Thanks for pointing to this example. It appears to be a file containing "Esther Greek" (ESG) (portions of Esther found in the Greek translation of the Hebrew book of Esther). In my experience, these texts potentially ordered with chapter and verse markup in multiple different ways depending on the audience and church tradition the text is being published for, and how the text is published with or separate from the other parts of Esther. It has always been somewhat difficult to understand how the portions fit together, for me.

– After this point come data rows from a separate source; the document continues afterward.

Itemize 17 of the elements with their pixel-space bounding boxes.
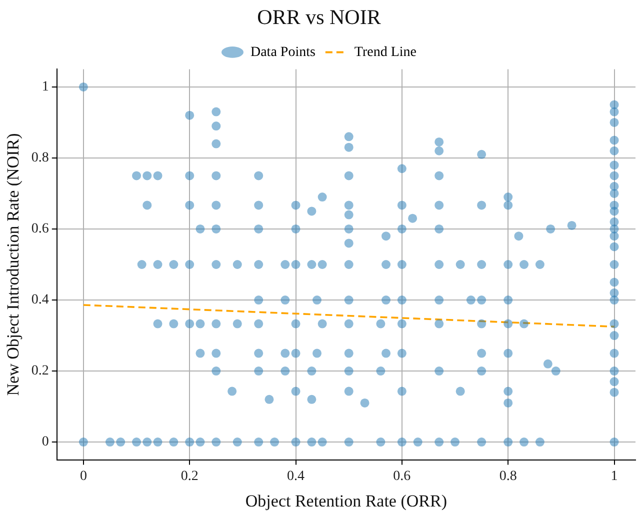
x-tick-label: 0.2: [180, 468, 198, 484]
x-tick-label: 0: [80, 468, 87, 484]
y-tick-label: 0.8: [31, 150, 49, 166]
y-tick-label: 0.6: [31, 222, 49, 237]
x-tick-label: 0.6: [393, 468, 411, 484]
y-tick-label: 0: [42, 434, 49, 450]
y-tick-label: 1: [42, 80, 49, 95]
x-axis-title: Object Retention Rate (ORR): [245, 491, 447, 510]
y-axis-title: New Object Introduction Rate (NOIR): [4, 133, 23, 396]
x-tick-label: 0.4: [287, 468, 305, 484]
chart-title: ORR vs NOIR: [257, 5, 381, 30]
legend-label: Data Points: [250, 44, 316, 60]
y-tick-label: 0.2: [31, 364, 49, 379]
legend-label: Trend Line: [354, 44, 417, 60]
x-tick-label: 0.8: [499, 468, 517, 484]
y-tick-label: 0.4: [31, 292, 49, 308]
x-tick-label: 1: [610, 468, 618, 484]
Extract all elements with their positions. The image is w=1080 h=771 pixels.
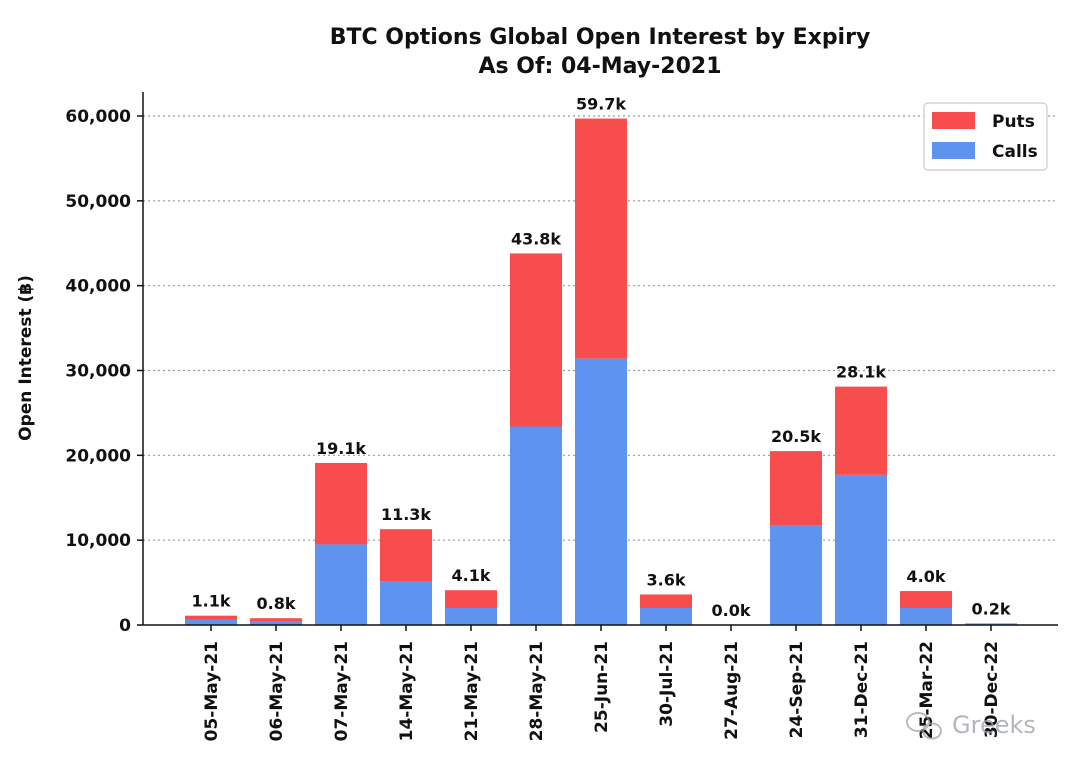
- bar-calls: [835, 474, 887, 625]
- watermark-text: Greeks: [952, 711, 1036, 739]
- bar-calls: [900, 608, 952, 625]
- total-label: 0.8k: [257, 594, 296, 613]
- bar-puts: [510, 253, 562, 427]
- x-tick-label: 21-May-21: [462, 641, 482, 741]
- total-label: 59.7k: [576, 95, 626, 114]
- total-label: 0.0k: [712, 601, 751, 620]
- bar-calls: [770, 525, 822, 625]
- bar-calls: [185, 619, 237, 625]
- y-tick-label: 60,000: [65, 107, 131, 127]
- bar-calls: [575, 358, 627, 625]
- total-label: 1.1k: [192, 592, 231, 611]
- x-tick-label: 25-Mar-22: [917, 641, 937, 739]
- bars: [185, 118, 1017, 625]
- bar-calls: [510, 426, 562, 625]
- legend-label-calls: Calls: [992, 142, 1038, 162]
- y-tick-label: 0: [119, 616, 131, 636]
- y-tick-label: 30,000: [65, 362, 131, 382]
- y-axis-label: Open Interest (฿): [16, 275, 36, 441]
- legend-swatch-puts: [932, 112, 975, 129]
- y-ticks: 0 10,000 20,000 30,000 40,000 50,000 60,000: [65, 107, 143, 636]
- legend: Puts Calls: [923, 102, 1048, 171]
- total-label: 0.2k: [972, 599, 1011, 618]
- y-tick-label: 20,000: [65, 446, 131, 466]
- x-tick-label: 07-May-21: [332, 641, 352, 741]
- x-tick-label: 14-May-21: [397, 641, 417, 741]
- total-labels: 1.1k 0.8k 19.1k 11.3k 4.1k 43.8k 59.7k 3.6k 0.0k…: [192, 95, 1011, 620]
- y-tick-label: 10,000: [65, 531, 131, 551]
- bar-calls: [445, 608, 497, 625]
- bar-puts: [445, 590, 497, 609]
- x-tick-label: 28-May-21: [527, 641, 547, 741]
- x-ticks: 05-May-21 06-May-21 07-May-21 14-May-21 21-M…: [202, 625, 1002, 741]
- watermark: Greeks: [906, 711, 1036, 740]
- bar-puts: [835, 386, 887, 475]
- bar-puts: [575, 118, 627, 359]
- bar-calls: [315, 544, 367, 625]
- chart-subtitle: As Of: 04-May-2021: [478, 54, 721, 79]
- x-tick-label: 06-May-21: [267, 641, 287, 741]
- y-tick-label: 50,000: [65, 192, 131, 212]
- wechat-icon: [906, 712, 942, 740]
- total-label: 20.5k: [771, 427, 821, 446]
- bar-puts: [380, 529, 432, 582]
- x-tick-label: 24-Sep-21: [787, 641, 807, 738]
- legend-label-puts: Puts: [992, 112, 1035, 132]
- total-label: 4.0k: [907, 567, 946, 586]
- bar-calls: [380, 581, 432, 625]
- bar-puts: [315, 462, 367, 545]
- bar-puts: [770, 451, 822, 526]
- x-tick-label: 25-Jun-21: [592, 641, 612, 733]
- x-tick-label: 27-Aug-21: [722, 641, 742, 740]
- bar-calls: [640, 608, 692, 625]
- bar-puts: [250, 618, 302, 622]
- total-label: 43.8k: [511, 229, 561, 248]
- x-tick-label: 05-May-21: [202, 641, 222, 741]
- chart-title: BTC Options Global Open Interest by Expi…: [330, 25, 871, 50]
- x-tick-label: 30-Dec-22: [982, 641, 1002, 738]
- total-label: 4.1k: [452, 566, 491, 585]
- total-label: 28.1k: [836, 363, 886, 382]
- legend-swatch-calls: [932, 142, 975, 159]
- y-tick-label: 40,000: [65, 277, 131, 297]
- total-label: 11.3k: [381, 505, 431, 524]
- bar-puts: [900, 591, 952, 609]
- total-label: 19.1k: [316, 439, 366, 458]
- bar-puts: [185, 615, 237, 620]
- total-label: 3.6k: [647, 570, 686, 589]
- x-tick-label: 31-Dec-21: [852, 641, 872, 738]
- bar-puts: [640, 594, 692, 609]
- x-tick-label: 30-Jul-21: [657, 641, 677, 727]
- bar-calls: [250, 621, 302, 625]
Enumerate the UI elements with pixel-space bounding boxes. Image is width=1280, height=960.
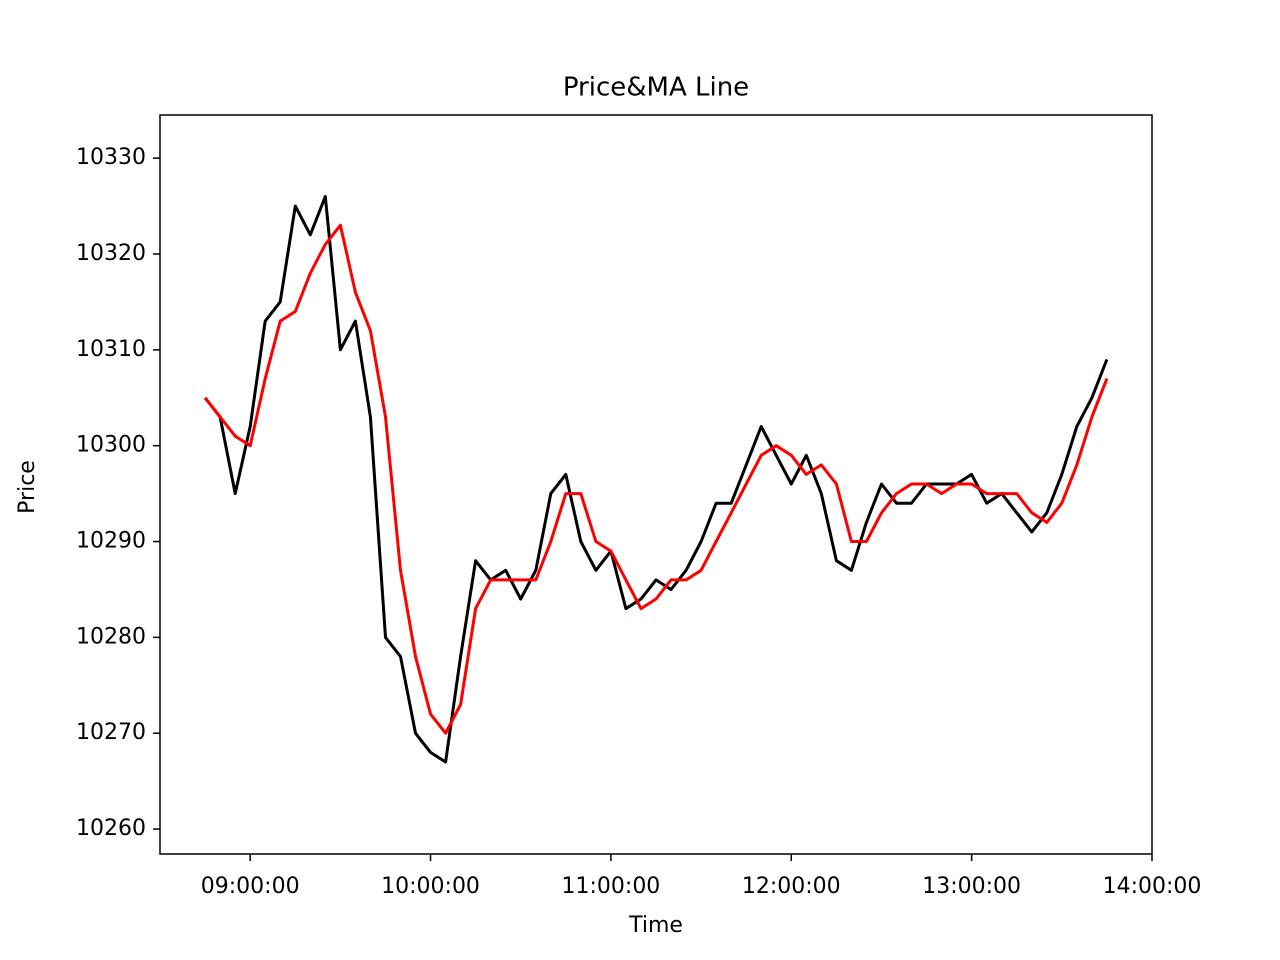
y-tick-label: 10260 xyxy=(76,816,146,841)
x-tick-label: 12:00:00 xyxy=(742,874,841,899)
plot-frame xyxy=(159,114,1153,855)
y-tick-label: 10300 xyxy=(76,433,146,458)
x-tick-label: 10:00:00 xyxy=(381,874,480,899)
y-tick-label: 10330 xyxy=(76,145,146,170)
y-tick-label: 10280 xyxy=(76,624,146,649)
y-tick-label: 10290 xyxy=(76,529,146,554)
chart-title: Price&MA Line xyxy=(563,73,749,103)
y-axis-label: Price xyxy=(15,460,40,514)
x-axis-label: Time xyxy=(628,913,683,938)
y-tick-label: 10320 xyxy=(76,241,146,266)
x-tick-label: 11:00:00 xyxy=(562,874,661,899)
y-tick-label: 10270 xyxy=(76,720,146,745)
x-tick-label: 14:00:00 xyxy=(1103,874,1202,899)
series-line xyxy=(203,223,1109,735)
x-tick-label: 13:00:00 xyxy=(922,874,1021,899)
y-tick-label: 10310 xyxy=(76,337,146,362)
x-tick-label: 09:00:00 xyxy=(201,874,300,899)
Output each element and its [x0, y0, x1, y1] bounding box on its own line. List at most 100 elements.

As USFM did emerge and grew out of some of the practices developed in the Paratext application, there was a need for markup which could identify the chapters and verses to actually display in a published text, even though Paratext expected a sequential order of chapter and verse markers. Different projects have atempted to describe the structure of ESG within this Paratext constraint using \cp and \vp. \ca and \va are normally used for showing multiple (an alternate) versififcation schemes.

You referered to a canonical introduction. I think I understand why you have described the text this way. In an English text example (Good News), the current project markup is as follows

\c 1
\cp A
\s Mordecai's Strange Dream
\p
\v 1-3 Mordecai, a Jew who belonged to the tribe of Benjamin, was taken into exile, 
along with King Jehoiachin of Judah...
...
\p
\v 17 But Haman son of Hammedatha, a Bougaean who was respected by the king, 
tried to cause trouble for Mordecai and his people the Jews, because Mordecai had 
been responsible for the death of the two eunuchs.
\cp 1
\s Queen Vashti Defies King Xerxes
\p
\v 18-19 \vp 1-2\vp* These things happened in the time of King Xerxes, who ruled 
127 provinces, all the way from India to Ethiopia,b from his royal throne in Susa, 
Persia's capital city.
\v 20 \vp 3\vp* In the third year of his reign, the king gave a banquet for all his 
advisers
...

The \cp (as a Paragraph type) appears within a sequential chapter section on its own (like \cp 1) -- or immediately after a \c (like \cp A).

As I mentioned, the pratice of marking up ESG is somewhat varied, and challenging. Does this alternative example help shed light on what others do and have done with this?